Thursday, July 16, 2015

Ant Man



How do you do an origin story without doing an origin story? Marvel promised us no more origin stories, but this sure resembled one - without being the boring story you already know the ending of that so many origin stories are. Sure, it told us the origin of the current generation's Ant Man. It also gave us a yellow jacket and a wasp that are sure to make appearances in the next edition of this story.

The movie starts out on Scott Lang's (Paul Rudd) last day in prison for a burglary; we start out uncertain who exactly the good guy and who the bad guy is. It soon becomes clear in a scene where Hope Van Dyne (Evangeline Lily) and Darren Cross (Corey Stoll) are trying to invent a new shrinking suit using cute baby lambs as test subjects. She comments, "weren't we using mice?" and he asks, "what's the difference?" indicating that he has long since lost any qualities that were moral that he may have had in the beginning of their research.

We get plenty of action, starting from a prison fight and ending in a knock-down-drag-out brawl between Ant Man and Yellow Jacket, who clearly has the superior suit. Ant Man can get small, but he has no weapons other than super-strength, which makes him more relatable, and less like the monster that his daughter (Abby Ryder Fortson) assumes Yellow Jacket is. It also means he has to rely on his wits, not his suit, in my mind making him more enjoyable than Iron Man.

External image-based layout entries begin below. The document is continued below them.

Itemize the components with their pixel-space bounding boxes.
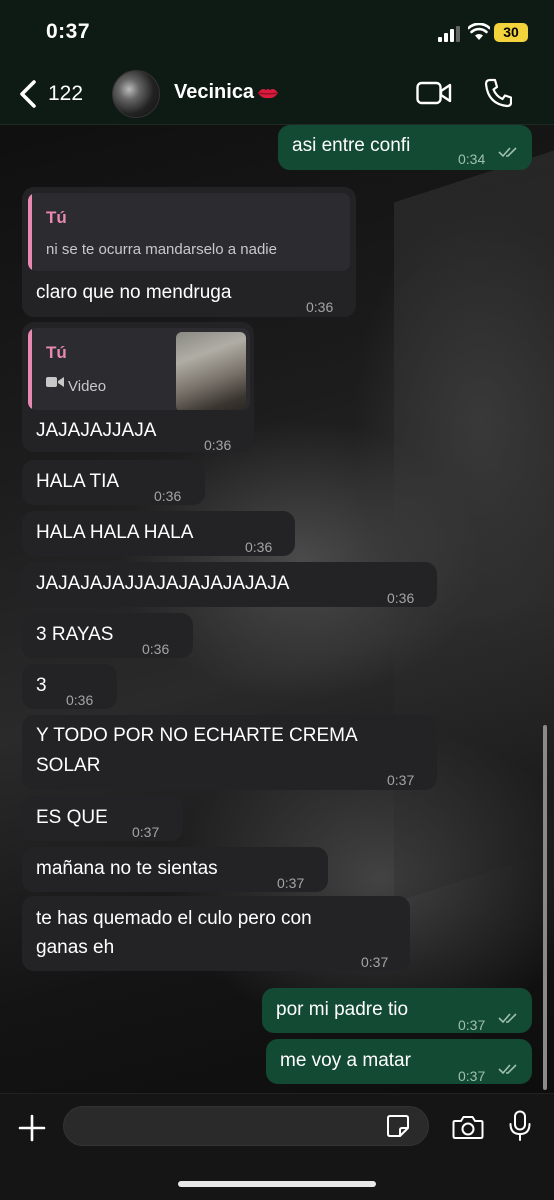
home-indicator[interactable]	[178, 1181, 376, 1187]
message-input-container[interactable]	[63, 1106, 429, 1146]
chevron-left-icon[interactable]	[14, 78, 42, 110]
message-time: 0:37	[458, 1068, 486, 1084]
quote-accent-bar	[28, 193, 32, 271]
message-bubble-incoming[interactable]: te has quemado el culo pero con ganas eh…	[22, 896, 410, 971]
double-check-icon	[498, 147, 517, 158]
camera-icon[interactable]	[452, 1114, 484, 1140]
cellular-signal-icon	[438, 26, 460, 42]
message-time: 0:34	[458, 151, 486, 167]
message-time: 0:36	[66, 692, 94, 708]
message-time: 0:36	[387, 590, 415, 606]
message-time: 0:36	[142, 641, 170, 657]
message-text: JAJAJAJAJJAJAJAJAJAJAJA	[36, 573, 290, 594]
message-bubble-outgoing[interactable]: por mi padre tio 0:37	[262, 988, 532, 1033]
message-time: 0:36	[204, 437, 232, 453]
message-time: 0:37	[387, 772, 415, 788]
quoted-video-message[interactable]: Tú Video	[28, 328, 250, 410]
status-bar: 0:37 30	[0, 0, 554, 64]
message-bubble-incoming[interactable]: mañana no te sientas 0:37	[22, 847, 328, 892]
message-text: 3	[36, 675, 47, 696]
message-input[interactable]	[78, 1113, 382, 1141]
video-icon	[46, 377, 64, 387]
kiss-lips-icon	[258, 88, 279, 98]
message-time: 0:37	[277, 875, 305, 891]
avatar[interactable]	[112, 70, 160, 118]
message-text: claro que no mendruga	[36, 282, 232, 303]
message-text: por mi padre tio	[276, 999, 409, 1020]
message-text: me voy a matar	[280, 1050, 411, 1071]
double-check-icon	[498, 1013, 517, 1024]
double-check-icon	[498, 1064, 517, 1075]
message-bubble-incoming[interactable]: 3 RAYAS 0:36	[22, 613, 193, 658]
message-text-line1: te has quemado el culo pero con	[36, 908, 312, 929]
sticker-icon[interactable]	[386, 1114, 410, 1138]
message-text: HALA HALA HALA	[36, 522, 194, 543]
message-bubble-incoming[interactable]: JAJAJAJAJJAJAJAJAJAJAJA 0:36	[22, 562, 437, 607]
message-bubble-outgoing[interactable]: me voy a matar 0:37	[266, 1039, 532, 1084]
status-time: 0:37	[46, 20, 91, 43]
contact-name[interactable]: Vecinica	[174, 81, 279, 104]
message-bubble-outgoing[interactable]: asi entre confi 0:34	[278, 125, 532, 170]
plus-icon[interactable]	[18, 1114, 46, 1142]
wifi-icon	[468, 23, 490, 40]
quoted-message[interactable]: Tú ni se te ocurra mandarselo a nadie	[28, 193, 350, 271]
message-bubble-incoming[interactable]: ES QUE 0:37	[22, 796, 183, 841]
message-time: 0:37	[132, 824, 160, 840]
message-bubble-incoming[interactable]: HALA TIA 0:36	[22, 460, 205, 505]
message-time: 0:36	[245, 539, 273, 555]
back-count[interactable]: 122	[48, 82, 83, 106]
video-thumbnail	[176, 332, 246, 410]
contact-name-text: Vecinica	[174, 81, 255, 103]
message-bubble-incoming[interactable]: Y TODO POR NO ECHARTE CREMA SOLAR 0:37	[22, 715, 437, 790]
message-bubble-incoming[interactable]: Tú Video JAJAJAJJAJA 0:36	[22, 322, 254, 453]
message-time: 0:36	[306, 299, 334, 315]
phone-icon[interactable]	[484, 78, 512, 108]
message-text-line2: ganas eh	[36, 937, 115, 958]
battery-icon: 30	[494, 23, 528, 42]
message-text: ES QUE	[36, 807, 108, 828]
video-camera-icon[interactable]	[416, 80, 452, 106]
chat-screen: 0:37 30 122 Vecinica asi entre confi 0:3…	[0, 0, 554, 1200]
quote-author: Tú	[46, 343, 67, 362]
quote-accent-bar	[28, 328, 32, 410]
quote-text: ni se te ocurra mandarselo a nadie	[46, 241, 277, 258]
message-bubble-incoming[interactable]: HALA HALA HALA 0:36	[22, 511, 295, 556]
microphone-icon[interactable]	[508, 1110, 532, 1142]
message-text: mañana no te sientas	[36, 858, 218, 879]
quote-text: Video	[68, 378, 107, 395]
message-text: HALA TIA	[36, 471, 120, 492]
message-text: asi entre confi	[292, 135, 411, 156]
quote-author: Tú	[46, 208, 67, 227]
message-time: 0:36	[154, 488, 182, 504]
message-bubble-incoming[interactable]: Tú ni se te ocurra mandarselo a nadie cl…	[22, 187, 356, 317]
message-text: JAJAJAJJAJA	[36, 420, 157, 441]
message-time: 0:37	[361, 954, 389, 970]
message-text-line2: SOLAR	[36, 755, 101, 776]
message-time: 0:37	[458, 1017, 486, 1033]
chat-header: 122 Vecinica	[0, 64, 554, 125]
scrollbar[interactable]	[543, 725, 547, 1090]
message-text-line1: Y TODO POR NO ECHARTE CREMA	[36, 725, 358, 746]
message-bubble-incoming[interactable]: 3 0:36	[22, 664, 117, 709]
message-text: 3 RAYAS	[36, 624, 114, 645]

Although it is not a comedy, the movie is laugh-out-loud funny. I can't even begin to count the number of times the entire theater erupted into laughter. My favorite of these was when Hank Pym (Michael Douglas) pulls out his keychain tank and tells his daughter, "it's not a keychain," before riding a tank through the wall of the building.

The movie plays with our notions of good and evil. In the end, criminal Scott Lang is clearly the good guy, but what about Hank Pym? He was determined to keep the suit out of the hands of the highest bidder, in this case Hydra. This is certainly a good cause. But at the same time, when his wife died, he sent his daughter off to boarding school, and he abandoned his protege, both major failings as a person. In addition, he picked a thief and escaped convict to wear his suit, essentially picking someone society and he felt was expendable. If the mission went south, he wouldn't care about the person who he killed.

Also I was so excited for the second stinger, I think I literally squeed. Stay through the whole credits. It's worth it.

This movie is a contender for my favorite movie of the year. I give it an A+.